After World War 1 broke out in Europe, the Frosts set sail back to the United States. The brief sojourn in England had had useful consequences for the poet's reputation, even back in his native country. American Publisher, Henry Holt, picked up Frost's earlier books, and then come out with his third, Mountain Interval, a collection that had been written while Frost was still residing in England.

Frost was treated to the delicious situation of having the same journals, such as The Atlantic, soliciting his work, even though they had rejected that same work a couple of years earlier.

The Frosts once again became owners of a farm located in Franconia, New Hampshire, which they purchased in 1915. The end of their traveling days were over, and Frost continued his writing career, as he taught intermittently at a number of colleges, including Dartmouth, University of Michigan, and particularly Amherst College, where he taught regularly from 1916 until 1938. Amherst's main library is now the Robert Frost Library, honoring the long-time educator and poet. He also spent most summers teaching English at Middlebury College in Vermont.
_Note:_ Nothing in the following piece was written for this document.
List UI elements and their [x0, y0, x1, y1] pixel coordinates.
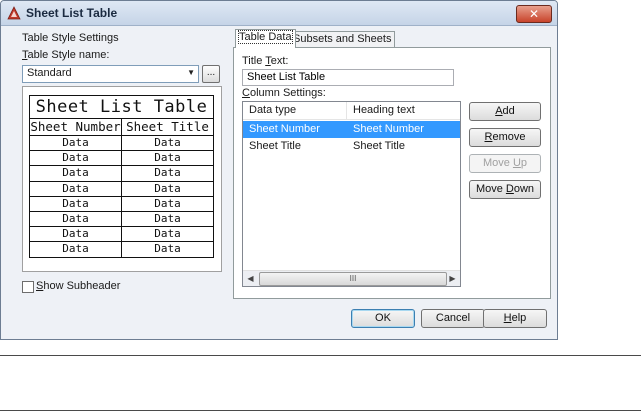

Frost never completed a college degree, but over his entire lifetime, the revered poet accumulated more than forty honorary degrees. He also won the Pulitzer Prize four times for his books, New Hampshire, Collected Poems, A Further Range, and A Witness Tree.

Frost considered himself a "lone wolf" in the world of poetry because he did not follow any literary movements. His only influence was the human condition in a world of duality. He did not pretend to explain that condition; he only sought to create little dramas to reveal the nature of the emotional life of a human being.